Dans ce diagramme la ligne pointillée indique ce qui serait une variation uniforme et correcte si l'augmentation était contrôlée, en acceptant que la variation des deux premières années soit normative.

En observant les données présentées jusqu'ici on est porté à juger qu'un total de 47 élèves par Frère est un chiffre qui se trouve encore dans les possibilités de fournir à chacun des élèves une attention suffisante, en lui donnant une formation selon l'évangile. Avec cette distribution, dirait-on, la Congrégation peut accomplir la note caractéristique des écoles catholiques voulue par le Saint-Père. Mais il faut situer ces données dans, une juste place en leur donnant leur valeur correspondante. En effet, ce ne sont pas tous les Frères profès qui sont voués à l'enseignement. En moyenne, les dix dernières années, c'est le cas seulement de 68,3% des Frères profès.

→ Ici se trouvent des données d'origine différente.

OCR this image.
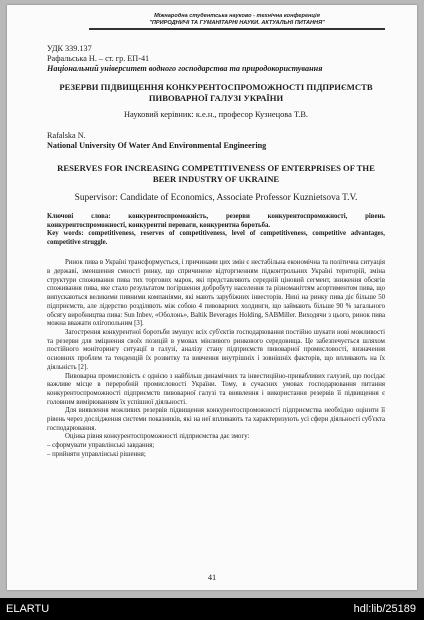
Міжнародна студентська науково - технічна конференція
"ПРИРОДНИЧІ ТА ГУМАНІТАРНІ НАУКИ. АКТУАЛЬНІ ПИТАННЯ"
УДК 339.137
Рафальська Н. – ст. гр. ЕП-41
Національний університет водного господарства та природокористування
РЕЗЕРВИ ПІДВИЩЕННЯ КОНКУРЕНТОСПРОМОЖНОСТІ ПІДПРИЄМСТВ ПИВОВАРНОЇ ГАЛУЗІ УКРАЇНИ
Науковий керівник: к.е.н., професор Кузнецова Т.В.
Rafalska N.
National University Of Water And Environmental Engineering
RESERVES FOR INCREASING COMPETITIVENESS OF ENTERPRISES OF THE BEER INDUSTRY OF UKRAINE
Supervisor: Candidate of Economics, Associate Professor Kuznietsova T.V.
Ключові слова: конкурентоспроможність, резерви конкурентоспроможності, рівень конкурентоспроможності, конкурентні переваги, конкурентна боротьба.
Key words: competitiveness, reserves of competitiveness, level of competitiveness, competitive advantages, competitive struggle.

Ринок пива в Україні трансформується, і причинами цих змін є нестабільна економічна та політична ситуація в державі, зменшення смності ринку, що спричинене відторгненням підконтрольних Україні територій, зміна структури споживання пива тих торгових марок, які представляють середній ціновий сегмент, зниження обсягів споживання пива, яке стало результатом погіршення добробуту населення та різноманіттям асортиментом пива, що випускаються великими пивними компаніями, які мають зарубіжних інвесторів. Нині на ринку пива діє більше 50 підприємств, але лідерство розділяють між собою 4 пивоварних холдинги, що займають більше 90 % загального обсягу виробництва пива: Sun Inbev, «Оболонь», Baltik Beverages Holding, SABMiller. Виходячи з цього, ринок пива можна вважати олігопольним [3].

Загострення конкурентної боротьби змушує всіх суб'єктів господарювання постійно шукати нові можливості та резерви для зміцнення своїх позицій в умовах мінливого ринкового середовища. Це забезпечується шляхом постійного моніторингу ситуації в галузі, аналізу стану підприємств пивоварної промисловості, визначення основних проблем та тенденцій їх розвитку та вивчення внутрішніх і зовнішніх факторів, що впливають на їх діяльність [2].

Пивоварна промисловість є однією з найбільш динамічних та інвестиційно-привабливих галузей, що посідає важливе місце в переробній промисловості України. Тому, в сучасних умовах господарювання питання конкурентоспроможності підприємств пивоварної галузі та виявлення і використання резервів її підвищення є головним вимірюванням їх успішної діяльності.

Для виявлення можливих резервів підвищення конкурентоспроможності підприємства необхідно оцінити її рівень через дослідження системи показників, які на неї впливають та характеризують усі сфери діяльності суб'єкта господарювання.

Оцінка рівня конкурентоспроможності підприємства дає змогу:

– сформувати управлінські завдання;

– прийняти управлінські рішення;

41
ELARTU	hdl:lib/25189
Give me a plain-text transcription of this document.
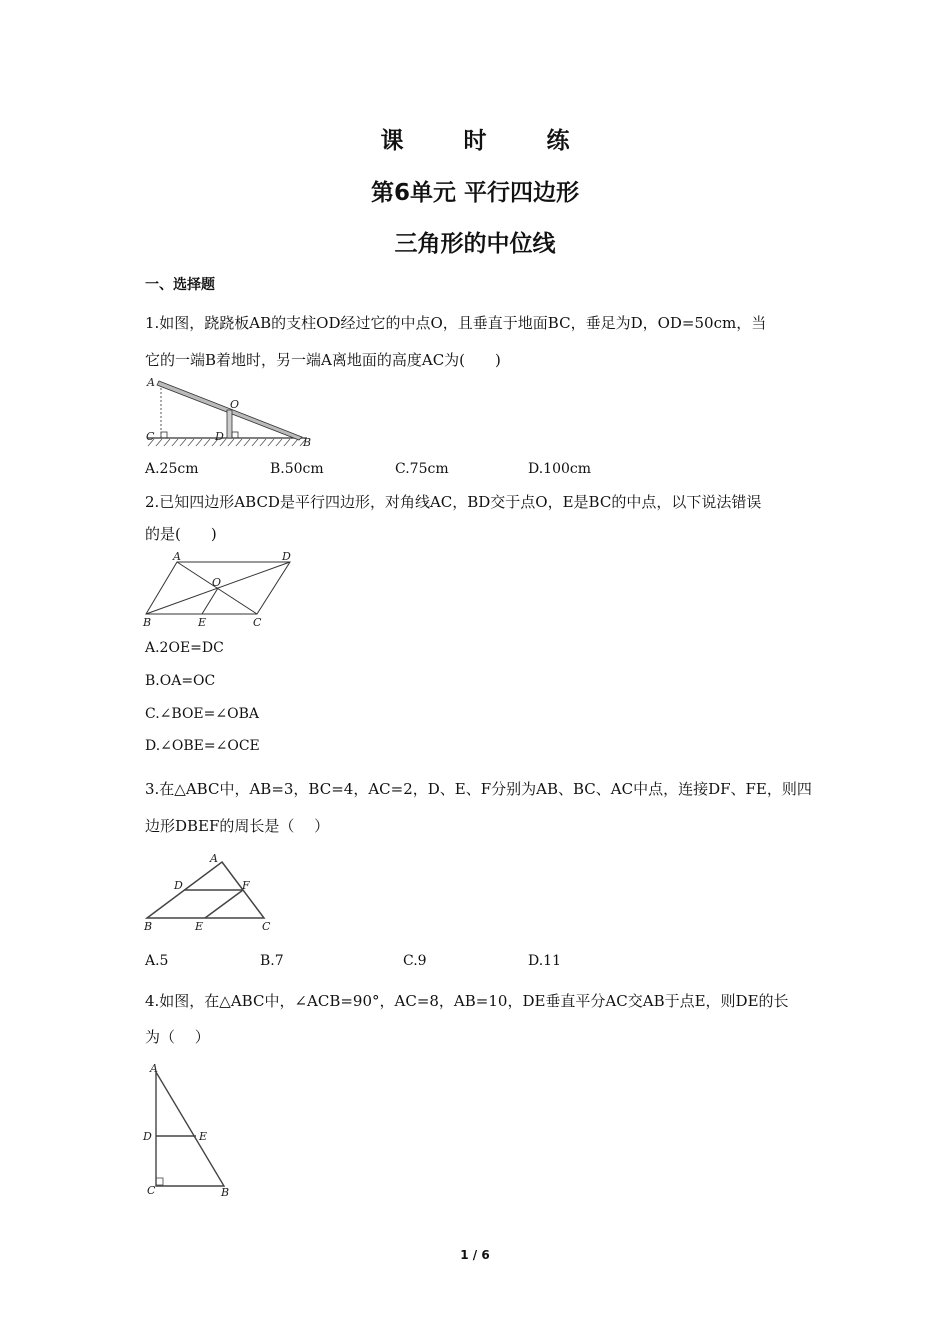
课 时 练
第6单元 平行四边形
三角形的中位线
一、选择题
1.如图，跷跷板AB的支柱OD经过它的中点O，且垂直于地面BC，垂足为D，OD=50cm，当
它的一端B着地时，另一端A离地面的高度AC为(　　)
A
O
C	D	B
A.25cm	B.50cm	C.75cm	D.100cm
2.已知四边形ABCD是平行四边形，对角线AC，BD交于点O，E是BC的中点，以下说法错误
的是(　　)
A	D
O
B	E	C
A.2OE=DC
B.OA=OC
C.∠BOE=∠OBA
D.∠OBE=∠OCE
3.在△ABC中，AB=3，BC=4，AC=2，D、E、F分别为AB、BC、AC中点，连接DF、FE，则四
边形DBEF的周长是（　 ）
A
D	F
B	E	C
A.5	B.7	C.9	D.11
4.如图，在△ABC中，∠ACB=90°，AC=8，AB=10，DE垂直平分AC交AB于点E，则DE的长
为（　 ）
A
D	E
C	B
1 / 6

En 1960, 68,5% des Frères profès étaient enseignants, c'est-à-dire, que 4,58 sur 10 n'étaient pas directement occupés dans l'enseignement.

En 1970, sur un total de 9.076 Frères profès, 5.536 sont directement occupés dans l'enseignement, ce qui correspond à 61,2%. Dans cette proportion, pour 10 Frères occupés dans l'enseignement, il y en a 6,3 qui ne le sont pas.

 

Le diagramme No. 4 nous montre ce qui correspond à la colonne « d », c'est-à-dire, la comparaison entre dix Frères enseignants et les Frères non enseignants correspondants.

Pour l'année 1970, la diminution de Frères enseignants a été très aiguë et trop disproportionnée par rapport à la diminution de Frères. Est-ce que ce fait indique une problématique à propos d'un conflit avec la finalité de notre vocation, puisqu'on constate que plus d'un tiers des Frères profès ne s'occupent pas directement d'enseignement (exactement le 38,8%)? Il faudrait en faire une étude plus détaillée et plus en profondeur.

 

DIAGRAMME No. 4 – VARIATION SUBIE DANS LA CROISSANCE

 

Le tableau suivant établit une comparaison entre la diminution de Frères enseignants et la variation de Frères profès annuellement. Le calcul a été élaboré de la façon suivante: par exemple, en 1967 il y avait 9.704 Frères profès et en 1968, 9.621: variation, donc de 83 Frères, égale à 0,85% du total de 1967. De même, en 1967 il y avait 7.125 Frères enseignants et l'année suivante il n'y en avait que 6.646. Variation — 475 Frères, égale à 6,79% en moins sur le total de 1967.

Après ce calcul on a établi un indice de déséquilibre pour déterminer comment la variation pouvait être interprétée, mais on a vu que l'accentuation des données dans un sens ou dans l'autre ne permettait pas d'établir une interprétation juste, et que, plutôt, cette variation, dénotait, un manque complet de planification.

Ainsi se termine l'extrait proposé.